En plus, en pratique, la réglementation hôtelière n'impose pas toujours la réalisation de ces services.

Il serait plus judicieux de retenir comme critère celui de la durée du séjour : les chambres meublées louées à la semaine font concurrence au secteur hôtelier, même si aucun service hôtelier n'est offert.

 

La conception restrictive de la France

Non seulement le texte de la réglementation française est d'une validité douteuse au regard du droit européen parce qu'il est trop restrictif mais, en plus, l'administration fiscale française en fait une interprétation stricte.

Les services fiscaux français considèrent que l'assujettissement à la TVA représente un régime de faveur pour les prestataires, comme si c'était une exonération.

Il n'appartient cependant pas à l'administration fiscale de réécrire la sixième directive et de violer ce texte, même si c'est pour préserver les intérêts du Trésor Public.

C'est pourtant ce qu'il se passe en pratique.

 

Illustration de la pratique des services fiscaux français

Par exemple, l'administration a pu considérer que la prestation de nettoyage des locaux n'était pas réalisée car le nettoyage, bien que régulier (deux fois par semaine et en début et fin de séjour), n'était pas quotidien.

Or, si le législateur a modifié le texte de l'article 261 du CGI en transformant "nettoyage quotidien" en "nettoyage régulier“ des locaux, c'est précisément pour ne pas imposer de nettoyage quotidien aux activités parahôtelières.

En ce qui concerne la fourniture du linge de maison, l'administration refuse souvent de considérer que ce critère est rempli lorsque le linge est fourni en option et par facturation d'un complément de prix.

Cette position des services fiscaux est en contradiction avec ses propres textes qui se contentent d'imposer une obligation de moyens quant à la fourniture du linge de maison.

Mais c'est sur le critère de l'accueil que l'administration fiscale a les exigences les plus aberrantes.
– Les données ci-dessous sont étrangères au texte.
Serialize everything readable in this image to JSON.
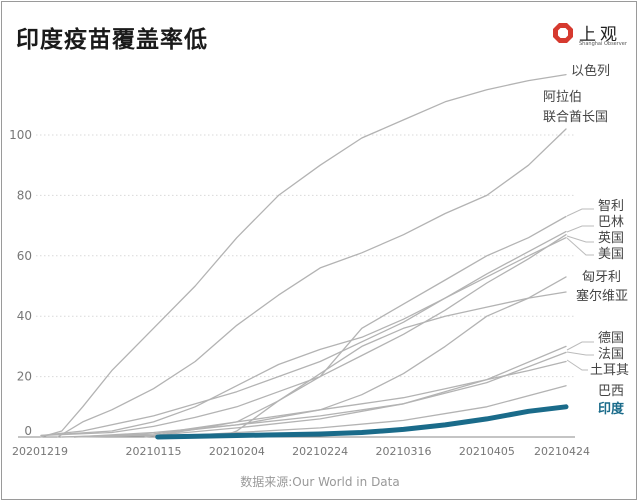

En effet elle exige parfois que l'accueil donne lieu à une présence permanente du personnel de l'établissement. Il s'agit d'une confusion entre le service de réception, prévu par la loi, et le service de conciergerie, nullement prévu.

Les exigences des services fiscaux sont donc fantaisistes au regard des règles prévues par le droit européen mais même au regard de la réglementation française.

L'administration fiscale procède ainsi à des rappels de plus en plus nombreux, et vise principalement les petits contribuables.

Sur le terrain, les gros exploitants de résidence de tourisme échappent à tout rappel, bénéficient de l'assujettissement à la TVA sans fournir les services hôteliers, du moins tels qui sont imposés par l'administration aux petits exploitants.

Il convient de contester ces rappels en invoquant le respect du droit communautaire.